📊 Evaluating predictive query…
evaluateEvaluate predictive query performance by comparing predictions with known historical labels, returning metrics for classification, regression, or link prediction tasks.
Instructions
Evaluate a predictive query and return performance metrics which compares predictions against known ground-truth labels from historical examples.
The graph needs to be materialized and the session needs to be authenticated before the KumoRFM model can start evaluating.
Take the label distribution of the predictive query in the output logs into account when analyzing the returned metrics.

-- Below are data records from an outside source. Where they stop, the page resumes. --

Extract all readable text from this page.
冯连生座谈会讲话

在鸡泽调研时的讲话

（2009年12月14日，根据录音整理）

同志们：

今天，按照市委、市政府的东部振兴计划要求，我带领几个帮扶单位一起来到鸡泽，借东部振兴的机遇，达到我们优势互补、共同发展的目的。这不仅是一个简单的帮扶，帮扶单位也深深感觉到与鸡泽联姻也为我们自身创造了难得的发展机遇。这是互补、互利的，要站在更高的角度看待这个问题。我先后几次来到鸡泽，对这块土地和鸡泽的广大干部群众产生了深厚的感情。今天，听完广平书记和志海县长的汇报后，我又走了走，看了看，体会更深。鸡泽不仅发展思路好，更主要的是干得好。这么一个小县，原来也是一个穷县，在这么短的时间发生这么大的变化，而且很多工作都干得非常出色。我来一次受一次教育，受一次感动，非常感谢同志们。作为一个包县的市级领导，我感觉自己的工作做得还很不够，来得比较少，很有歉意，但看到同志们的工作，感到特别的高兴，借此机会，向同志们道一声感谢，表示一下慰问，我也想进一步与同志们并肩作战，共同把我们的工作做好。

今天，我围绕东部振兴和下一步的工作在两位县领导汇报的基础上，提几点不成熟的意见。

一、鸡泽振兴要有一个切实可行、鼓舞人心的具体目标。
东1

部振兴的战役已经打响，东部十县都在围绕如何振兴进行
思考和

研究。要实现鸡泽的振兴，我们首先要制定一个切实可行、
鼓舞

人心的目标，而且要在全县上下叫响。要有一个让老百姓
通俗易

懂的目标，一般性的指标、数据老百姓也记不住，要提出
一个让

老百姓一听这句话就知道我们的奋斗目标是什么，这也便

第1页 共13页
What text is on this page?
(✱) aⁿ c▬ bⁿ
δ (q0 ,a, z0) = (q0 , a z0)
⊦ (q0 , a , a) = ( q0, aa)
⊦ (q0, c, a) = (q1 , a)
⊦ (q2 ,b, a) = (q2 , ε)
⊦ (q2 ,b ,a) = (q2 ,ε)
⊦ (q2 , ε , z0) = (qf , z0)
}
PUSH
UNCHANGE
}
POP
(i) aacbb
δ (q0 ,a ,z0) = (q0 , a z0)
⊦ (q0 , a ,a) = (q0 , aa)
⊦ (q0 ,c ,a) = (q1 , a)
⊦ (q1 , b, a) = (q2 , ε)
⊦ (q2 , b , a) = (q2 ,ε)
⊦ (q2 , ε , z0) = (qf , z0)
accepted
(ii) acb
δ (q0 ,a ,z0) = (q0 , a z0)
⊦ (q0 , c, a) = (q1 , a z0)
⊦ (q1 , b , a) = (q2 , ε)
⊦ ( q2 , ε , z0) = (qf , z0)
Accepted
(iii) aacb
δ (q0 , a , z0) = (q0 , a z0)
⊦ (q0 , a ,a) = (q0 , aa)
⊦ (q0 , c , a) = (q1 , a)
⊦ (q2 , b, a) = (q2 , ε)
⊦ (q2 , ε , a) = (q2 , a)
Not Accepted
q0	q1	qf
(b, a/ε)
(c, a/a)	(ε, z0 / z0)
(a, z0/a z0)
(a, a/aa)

Important: Before executing or suggesting any predictive queries, read the documentation first at 'kumo://docs/predictive-query'.
Input Schema
| Name | Required | Description | Default |
|---|---|---|---|
| query | Yes | The predictive query string, e.g., 'PREDICT COUNT(orders.*, 0, 30, days)>0 FOR EACH users.user_id' or 'PREDICT users.age FOR EACH users.user_id' | |
| metrics | No | The metrics to use for evaluation. If `None`, will use a pre-selection of metrics depending on the given predictive query. The following metricsare supported: Binary classification: 'acc', 'precision', 'recall', 'f1', 'auroc', 'auprc', 'ap' Multi-class classification: 'acc', 'precision', 'recall', 'f1', 'mrr' Regression: 'mae', 'mape', 'mse', 'rmse', 'smape', 'r2' Temporal link prediction: 'map@k', 'ndcg@k', 'mrr@k', 'precision@k', 'recall@k', 'f1@k', 'hit_ratio@k' where 'k' needs to be an integer between 1 and 100 | |
| anchor_time | No | The anchor time for which we are making a prediction for the the future. If `None`, will use the maximum timestamp in the data as anchor time. If 'entity', will use the timestamp of the entity's time column as anchor time (only valid for static predictive queries for which the entity table contains a time column), which is useful to prevent future data leakage when imputing missing values on facts, e.g., predicting whether a transaction is fraudulent should happen at the point in time the transaction was created. | |
| run_mode | No | The run mode for the query. Trades runtime with model performance. The run mode dictates how many training/in-context examples are sampled to make a prediction, i.e. 1000 for 'fast', 5000 for 'normal', and 10000 for 'best'. | fast |
| num_neighbors | No | The number of neighbors to sample for each hop to create subgraphs. For example, `[24, 12]` samples 24 neighbors in the first hop and 12 neighbors in the second hop. If `None` (recommended), will use two-hop sampling with 32 neighbors in 'fast' mode, and 64 neighbors otherwise in each hop. Up to 6-hop subgraphs are supported. Decreasing the number of neighbors per hop can prevent oversmoothing. Increasing the number of neighbors per hop allows the model to look at a larger historical time window. Increasing the number of hops can improve performance in case important signal is far away from the entity table, but can result in massive subgraphs. We advise to let the number of neighbors gradually shrink down in later hops to prevent recursive neighbor explosion, e.g., `num_neighbors=[32, 32, 4, 4, 2, 2]`, if more hops are required. | |
| max_pq_iterations | No | The maximum number of iterations to perform to collect valid training/in-context examples. It is advised to increase the number of iterations in case the model fails to find the upper bound of supported training examples w.r.t. the run mode, *i.e.* 1000 for 'fast', 5000 for 'normal' and 10000 for 'best'. |
Output Schema
| Name | Required | Description | Default |
|---|---|---|---|
| metrics | No | The metric value for every metric | |
| logs | No | Evaluation-specific log messages such as number of context and test examples, the underlying task type and the label distribution |